Scientists have discovered the earliest known complete nervous system preserved in the fossilised remains of a creature that crawled or swam in the ocean 520 million years ago.
The 3cm-long fossil, found in the Chengjiang formation near Kunming in southwest China, is a distant relative of scorpions and spiders and belongs to an extinct group of marine arthropods known as megacheirans (Greek for “large claws”). Researchers from the University of Arizona’s department of neuroscience and London’s Natural History Museum believe that the ancestors of spiders and scorpions evolved from other arthropods including insects, crustaceans and millipedes, more than half a billion years ago.
“We now know that the megacheirans had central nervous systems very similar to today’s horseshoe crabs and scorpions,” said Professor Nicholas Strausfeld at the University of Arizona, senior author of the study.
“This means the ancestors of spiders and their kin lived side by side with the ancestors of crustaceans in the Lower Cambrian.”
The fossil belongs to the extinct genus Alalcomenaeus and animals in this group had an elongated, segmented body with about a dozen pairs of body appendages enabling the animal to swim or crawl or both.

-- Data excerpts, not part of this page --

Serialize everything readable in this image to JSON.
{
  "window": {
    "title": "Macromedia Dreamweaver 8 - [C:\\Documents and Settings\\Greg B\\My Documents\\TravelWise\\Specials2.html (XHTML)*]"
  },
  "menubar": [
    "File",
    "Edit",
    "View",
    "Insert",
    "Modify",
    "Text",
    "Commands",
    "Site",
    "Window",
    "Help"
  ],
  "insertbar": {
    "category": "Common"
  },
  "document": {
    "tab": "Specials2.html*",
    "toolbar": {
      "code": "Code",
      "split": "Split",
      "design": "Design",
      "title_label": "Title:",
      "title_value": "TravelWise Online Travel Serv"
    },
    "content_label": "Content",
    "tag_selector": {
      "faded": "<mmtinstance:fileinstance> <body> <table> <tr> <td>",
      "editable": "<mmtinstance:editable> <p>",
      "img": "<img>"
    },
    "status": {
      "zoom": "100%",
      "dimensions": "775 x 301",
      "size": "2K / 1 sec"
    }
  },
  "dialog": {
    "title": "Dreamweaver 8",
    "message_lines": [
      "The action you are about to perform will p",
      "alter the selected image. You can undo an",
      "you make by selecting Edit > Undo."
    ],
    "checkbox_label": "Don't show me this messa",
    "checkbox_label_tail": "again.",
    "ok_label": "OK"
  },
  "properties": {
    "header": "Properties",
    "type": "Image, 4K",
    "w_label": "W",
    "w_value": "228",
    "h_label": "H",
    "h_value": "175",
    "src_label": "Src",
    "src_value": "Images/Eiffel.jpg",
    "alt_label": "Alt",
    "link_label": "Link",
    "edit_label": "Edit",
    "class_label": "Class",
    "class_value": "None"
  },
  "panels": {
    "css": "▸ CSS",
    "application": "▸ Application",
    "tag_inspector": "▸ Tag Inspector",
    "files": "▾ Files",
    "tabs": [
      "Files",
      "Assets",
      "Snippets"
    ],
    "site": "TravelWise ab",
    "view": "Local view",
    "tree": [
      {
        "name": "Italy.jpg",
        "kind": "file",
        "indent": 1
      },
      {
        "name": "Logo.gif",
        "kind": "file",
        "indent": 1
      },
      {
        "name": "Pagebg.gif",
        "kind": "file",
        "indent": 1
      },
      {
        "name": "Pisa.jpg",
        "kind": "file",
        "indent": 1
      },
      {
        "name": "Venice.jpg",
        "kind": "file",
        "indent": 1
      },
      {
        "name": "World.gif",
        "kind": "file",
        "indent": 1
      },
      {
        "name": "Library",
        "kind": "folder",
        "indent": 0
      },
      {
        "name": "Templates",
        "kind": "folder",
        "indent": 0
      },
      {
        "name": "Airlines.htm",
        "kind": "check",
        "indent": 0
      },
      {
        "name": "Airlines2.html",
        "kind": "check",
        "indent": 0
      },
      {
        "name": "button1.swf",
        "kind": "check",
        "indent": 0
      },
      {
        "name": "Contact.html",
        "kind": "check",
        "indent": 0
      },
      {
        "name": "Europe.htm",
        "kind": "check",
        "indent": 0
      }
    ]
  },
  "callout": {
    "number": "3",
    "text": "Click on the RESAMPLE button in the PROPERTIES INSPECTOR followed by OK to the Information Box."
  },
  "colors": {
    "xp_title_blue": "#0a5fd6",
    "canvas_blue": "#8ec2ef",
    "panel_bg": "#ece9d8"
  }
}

They all have a pair of long, scissor-like appendages on the head, which scientists believe are used for grasping or sensory purposes.
Greg Edgecombe at the Natural History Museum, co-author of the study, said that some paleontologists had used the external appearance of the appendage to infer that the megacheirans were related to chelicerates - spiders, scorpions and their kin.
This was based on the fact that the appendage and the fangs of a spider or scorpion both have an “elbow joint” between their basal part and their pincer-like tip.
“However, this wasn’t rock solid because others lined up the great appendage either a segment in front of spider fangs or one segment behind them,” Edgecombe said.
“We have now managed to add direct evidence from which segment the brain sends nerves into the great appendage. It’s the second one, the same as in the fangs, or chelicerae.
“For the first time we can analyse how the segments of these fossil arthropods line up with each other the same way as we do with living species – using their nervous systems.”
The scientists analysed the fossil using different imaging and image processing techniques, making use of the iron deposits that had selectively accumulated in the nervous system during fossilisation, and came up with a negative X-ray photograph of the fossil.
“The white structures now showed up as black and out popped this beautiful nervous system in startling detail,” said Professor Strausfeld.
They compared the outline of the fossil nervous system to nervous systems of horseshoe crabs and scorpions, and found that it had the typical hallmarks of the brains found in scorpions.
Three clusters of nerve cells known as ganglia fused together as a brain also fused with some of the animal’s body ganglia. This differs from crustaceans where ganglia are further apart and connected by long nerves, like the rungs of a rope ladder.
The forward position of the gut opening in the brain and the arrangement of optic centres outside and inside the brain supplied by two pairs of eyes were the same features found in horseshoe crabs.
When the scientists plugged these characteristics into a computer analysis programme it allowed them to determine that the 520-million-year–old Alalcomenaeus fossil was a member of the chelicerates.
“The prominent appendages that gave the megacheirans their name were clearly used for grasping and holding and probably for sensory inputs,” said Professor Strausfeld.
“The parts of the brain that provide the wiring for where these large appendages arise are very large in this fossil. Based on their location, we can now say that the biting mouthparts in spiders and their relatives evolved from these appendages.”
Less than a year ago, the same research team published the discovery of a fossilised brain in the 520-million-year-old fossil Fuxianhuia protensa, showing unexpected similarity to the complex brain of a modern crustacean.
“Our new find is exciting because it shows that mandibulates - to which crustaceans belong - and chelicerates were already present as two distinct evolutionary trajectories 520 million years ago, which means their common ancestor must have existed much deeper in time,” Strausfeld said.
“We expect to find fossils of animals that have persisted from more ancient times, and I’m hopeful we will one day find the ancestral type of both the mandibulate and chelicerate nervous system ground patterns.
“They had to come from somewhere. Now the search is on.”
The results have been published in the latest issue of journal Nature.